Пересекать улицы посреди этой суеты было не вполне безопасно. Возможно, Джеймс Гринлис на мгновение утратил бдительность, позволил себе отвлечься; возможно, булыжники все еще были мокрыми и скользкими после последнего шотландского летнего дождя. Он поскользнулся, в результате чего произошло столкновение с экипажем.
Увидевшие это прохожие вскрикнули от ужаса; водитель нажал на тормоза, вскочил с козел и поспешил к потрясенному Джеймсу. Для людей, не имеющих отношения к медицине, зрелище было поистине жутким. Мальчик получил открытый перелом левой ноги, и из раны торчал фрагмент большеберцовой кости голени – Tibia в медицинской терминологии. Кто-то нашел носилки, на них положили едва реагирующего на речь Джеймса и в экипаже доставили в Королевскую больницу Глазго, служившую на благо больных и раненых жителей города с 1794 года. Характер травмы не оставил у врачей и медсестер, а также свидетелей происшествия и тени сомнения: рана неизлечима, в ноге уже может быть заражение и ее придется ампутировать. Каждый понимал, чем это обернется: отныне мальчика начнут считать калекой, и он будет влачить существование на задворках общественной жизни в качестве, вероятно, попрошайки. Это случилось 12 августа 1865 года
. Судьба маленького Джеймса Гринлиса была предрешена.И все же удача улыбнулась мальчику в тот день, потому что его лечащим врачом стал главный хирург больницы Джозеф Листер
. Его давно угнетала беспомощность медицины в отношении открытых переломов.
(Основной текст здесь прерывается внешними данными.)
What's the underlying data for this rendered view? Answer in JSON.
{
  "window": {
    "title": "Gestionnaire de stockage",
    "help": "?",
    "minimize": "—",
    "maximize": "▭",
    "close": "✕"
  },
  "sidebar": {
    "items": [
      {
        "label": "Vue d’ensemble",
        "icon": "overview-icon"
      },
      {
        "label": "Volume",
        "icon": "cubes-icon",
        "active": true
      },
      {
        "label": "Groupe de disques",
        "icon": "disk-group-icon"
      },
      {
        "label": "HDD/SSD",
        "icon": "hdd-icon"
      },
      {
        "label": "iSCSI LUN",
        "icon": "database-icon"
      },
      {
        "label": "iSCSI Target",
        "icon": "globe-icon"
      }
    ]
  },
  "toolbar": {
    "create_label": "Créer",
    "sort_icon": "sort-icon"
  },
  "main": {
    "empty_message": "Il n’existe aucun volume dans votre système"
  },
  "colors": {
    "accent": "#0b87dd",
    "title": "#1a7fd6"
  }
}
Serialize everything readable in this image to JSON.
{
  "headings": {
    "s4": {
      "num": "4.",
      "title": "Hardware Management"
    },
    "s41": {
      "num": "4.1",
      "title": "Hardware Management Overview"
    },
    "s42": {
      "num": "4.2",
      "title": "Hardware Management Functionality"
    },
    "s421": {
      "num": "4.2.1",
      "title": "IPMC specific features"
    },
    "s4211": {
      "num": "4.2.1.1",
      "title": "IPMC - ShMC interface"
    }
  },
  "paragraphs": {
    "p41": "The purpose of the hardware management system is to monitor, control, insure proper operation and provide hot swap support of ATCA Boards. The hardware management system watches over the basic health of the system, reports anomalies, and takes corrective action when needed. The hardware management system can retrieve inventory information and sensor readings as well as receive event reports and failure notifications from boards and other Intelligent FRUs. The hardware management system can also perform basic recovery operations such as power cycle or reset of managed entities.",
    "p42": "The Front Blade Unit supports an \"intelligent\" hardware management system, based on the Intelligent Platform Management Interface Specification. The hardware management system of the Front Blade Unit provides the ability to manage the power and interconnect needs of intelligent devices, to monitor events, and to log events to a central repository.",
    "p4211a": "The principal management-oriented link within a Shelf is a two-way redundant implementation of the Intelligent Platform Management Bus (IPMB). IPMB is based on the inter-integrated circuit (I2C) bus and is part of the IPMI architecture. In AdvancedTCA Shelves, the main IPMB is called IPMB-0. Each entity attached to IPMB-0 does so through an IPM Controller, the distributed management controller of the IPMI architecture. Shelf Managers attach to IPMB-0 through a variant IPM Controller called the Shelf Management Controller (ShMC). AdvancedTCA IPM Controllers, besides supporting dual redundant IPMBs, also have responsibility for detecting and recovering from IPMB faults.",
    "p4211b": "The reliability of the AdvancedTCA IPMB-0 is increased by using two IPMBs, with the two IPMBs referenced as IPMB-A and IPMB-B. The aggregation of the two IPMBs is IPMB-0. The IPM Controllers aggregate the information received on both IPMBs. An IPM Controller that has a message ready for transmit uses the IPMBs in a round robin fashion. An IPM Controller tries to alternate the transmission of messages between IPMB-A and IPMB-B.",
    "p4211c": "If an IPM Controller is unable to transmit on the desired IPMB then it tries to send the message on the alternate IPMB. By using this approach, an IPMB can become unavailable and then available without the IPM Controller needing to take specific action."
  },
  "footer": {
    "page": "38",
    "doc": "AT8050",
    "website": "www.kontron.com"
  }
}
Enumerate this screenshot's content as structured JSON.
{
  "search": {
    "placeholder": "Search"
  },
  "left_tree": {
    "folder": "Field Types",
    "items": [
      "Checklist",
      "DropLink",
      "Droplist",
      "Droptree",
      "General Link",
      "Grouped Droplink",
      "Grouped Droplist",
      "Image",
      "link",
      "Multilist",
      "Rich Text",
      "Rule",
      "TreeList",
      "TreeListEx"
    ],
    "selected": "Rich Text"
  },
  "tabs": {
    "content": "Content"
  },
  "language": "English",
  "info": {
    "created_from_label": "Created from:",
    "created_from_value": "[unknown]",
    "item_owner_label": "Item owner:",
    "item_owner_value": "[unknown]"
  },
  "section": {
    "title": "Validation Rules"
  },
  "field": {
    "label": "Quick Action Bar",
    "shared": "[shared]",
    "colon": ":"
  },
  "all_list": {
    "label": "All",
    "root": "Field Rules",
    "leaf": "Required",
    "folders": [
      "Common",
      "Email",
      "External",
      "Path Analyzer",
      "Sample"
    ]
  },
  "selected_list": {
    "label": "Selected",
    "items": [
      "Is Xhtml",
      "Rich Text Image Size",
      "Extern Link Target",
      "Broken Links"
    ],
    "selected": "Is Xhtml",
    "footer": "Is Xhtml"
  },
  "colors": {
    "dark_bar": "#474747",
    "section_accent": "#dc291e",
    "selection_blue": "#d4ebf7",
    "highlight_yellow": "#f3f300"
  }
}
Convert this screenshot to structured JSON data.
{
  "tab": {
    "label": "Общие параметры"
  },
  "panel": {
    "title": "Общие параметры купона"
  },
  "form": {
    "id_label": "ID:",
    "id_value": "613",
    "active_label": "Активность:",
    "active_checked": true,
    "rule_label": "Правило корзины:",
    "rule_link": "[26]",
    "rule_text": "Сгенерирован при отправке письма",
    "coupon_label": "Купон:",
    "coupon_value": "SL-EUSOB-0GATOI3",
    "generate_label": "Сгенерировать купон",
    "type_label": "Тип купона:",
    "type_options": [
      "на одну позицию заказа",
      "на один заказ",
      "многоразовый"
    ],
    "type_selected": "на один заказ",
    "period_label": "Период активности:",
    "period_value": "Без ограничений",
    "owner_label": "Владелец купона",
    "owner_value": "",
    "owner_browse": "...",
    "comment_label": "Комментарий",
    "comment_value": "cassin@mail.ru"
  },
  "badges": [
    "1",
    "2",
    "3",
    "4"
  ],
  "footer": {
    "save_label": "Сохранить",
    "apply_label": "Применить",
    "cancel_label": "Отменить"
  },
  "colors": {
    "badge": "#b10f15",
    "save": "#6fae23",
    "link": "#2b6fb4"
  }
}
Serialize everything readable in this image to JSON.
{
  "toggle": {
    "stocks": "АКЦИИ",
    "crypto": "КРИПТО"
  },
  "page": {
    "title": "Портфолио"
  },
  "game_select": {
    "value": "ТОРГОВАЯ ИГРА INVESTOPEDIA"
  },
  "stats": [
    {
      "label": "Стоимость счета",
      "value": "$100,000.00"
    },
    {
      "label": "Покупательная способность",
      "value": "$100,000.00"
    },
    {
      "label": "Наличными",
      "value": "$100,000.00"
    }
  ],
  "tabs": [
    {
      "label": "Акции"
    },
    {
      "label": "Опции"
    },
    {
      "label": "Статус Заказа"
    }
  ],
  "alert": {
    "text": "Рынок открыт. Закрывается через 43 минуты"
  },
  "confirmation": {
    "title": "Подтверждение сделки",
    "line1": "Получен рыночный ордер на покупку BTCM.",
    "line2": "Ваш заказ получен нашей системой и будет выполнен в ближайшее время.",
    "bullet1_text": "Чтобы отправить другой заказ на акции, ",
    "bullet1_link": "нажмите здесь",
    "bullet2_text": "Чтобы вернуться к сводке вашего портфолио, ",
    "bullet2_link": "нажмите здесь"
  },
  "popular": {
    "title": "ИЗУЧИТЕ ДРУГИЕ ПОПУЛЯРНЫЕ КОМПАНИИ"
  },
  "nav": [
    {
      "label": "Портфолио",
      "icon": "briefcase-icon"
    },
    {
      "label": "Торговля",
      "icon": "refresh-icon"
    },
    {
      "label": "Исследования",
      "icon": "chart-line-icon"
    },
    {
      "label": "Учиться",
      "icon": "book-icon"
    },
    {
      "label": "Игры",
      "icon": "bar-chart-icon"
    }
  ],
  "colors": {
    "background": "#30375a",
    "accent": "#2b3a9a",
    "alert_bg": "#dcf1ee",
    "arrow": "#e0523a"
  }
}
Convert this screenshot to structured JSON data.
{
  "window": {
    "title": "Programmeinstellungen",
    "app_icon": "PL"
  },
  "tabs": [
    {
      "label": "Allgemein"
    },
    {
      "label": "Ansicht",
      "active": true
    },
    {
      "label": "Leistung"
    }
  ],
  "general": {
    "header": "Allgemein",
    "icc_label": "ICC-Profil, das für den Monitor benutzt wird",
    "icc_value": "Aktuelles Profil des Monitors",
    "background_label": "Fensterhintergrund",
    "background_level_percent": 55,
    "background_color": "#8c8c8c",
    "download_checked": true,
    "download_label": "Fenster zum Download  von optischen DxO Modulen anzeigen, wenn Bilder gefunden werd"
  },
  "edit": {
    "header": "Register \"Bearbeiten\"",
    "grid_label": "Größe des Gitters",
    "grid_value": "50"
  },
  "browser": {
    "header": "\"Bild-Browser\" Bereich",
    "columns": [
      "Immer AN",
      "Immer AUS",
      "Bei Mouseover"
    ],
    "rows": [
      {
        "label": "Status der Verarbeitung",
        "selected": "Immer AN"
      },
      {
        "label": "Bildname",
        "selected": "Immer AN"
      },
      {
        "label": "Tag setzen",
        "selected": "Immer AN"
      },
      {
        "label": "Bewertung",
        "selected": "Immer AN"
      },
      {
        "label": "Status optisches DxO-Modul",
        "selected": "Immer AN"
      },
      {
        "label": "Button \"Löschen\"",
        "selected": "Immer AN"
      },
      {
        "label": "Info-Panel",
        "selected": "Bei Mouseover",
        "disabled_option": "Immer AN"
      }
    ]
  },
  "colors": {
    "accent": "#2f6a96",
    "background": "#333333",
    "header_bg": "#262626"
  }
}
Гнойное воспаление, болезненный отек травмированной конечности и в заключительной стадии гангрена, заставляющий темнеть пораженную ногу или руку процесс гниения, который вынуждает огромное количество хирургов незамедлительно прибегать к использованию пилы для костей. Так, согласно господствовавшей тогда доктрине, можно было, пожертвовав травмированной частью тела, спасти хотя бы жизнь пострадавшего. Кости гораздо более восприимчивы к инфекциям, чем другие ткани организма. Джозеф Листер догадывался, что нечто незримое проникает в рану, вызывая в итоге фатальные процессы. Он слышал об исследованиях французским химиком Луи Пастером ферментации и гниения и, конечно же, о детективной работе своего соотечественника Джона Сноу, установившего, что в питьевой воде содержится что-то, вызывающее холеру. Для Листера, который рос среди микроскопов, мысль о вездесущих микроорганизмах, невидимых для человеческого глаза, была логичной.Так, как хирургия, не страдала ни одна другая (за исключением акушерства) дисциплина: после хирургического вмешательства в организме развивался «раневой жар», инфекция. Это сильное воспаление, приводящее к лихорадке и в итоге к коме, было основной причиной смерти в любой хирургической клинике. Тогда для хирургии установили жесткие ограничения: даже известные врачи обычно оперировали всего два или три раза в неделю.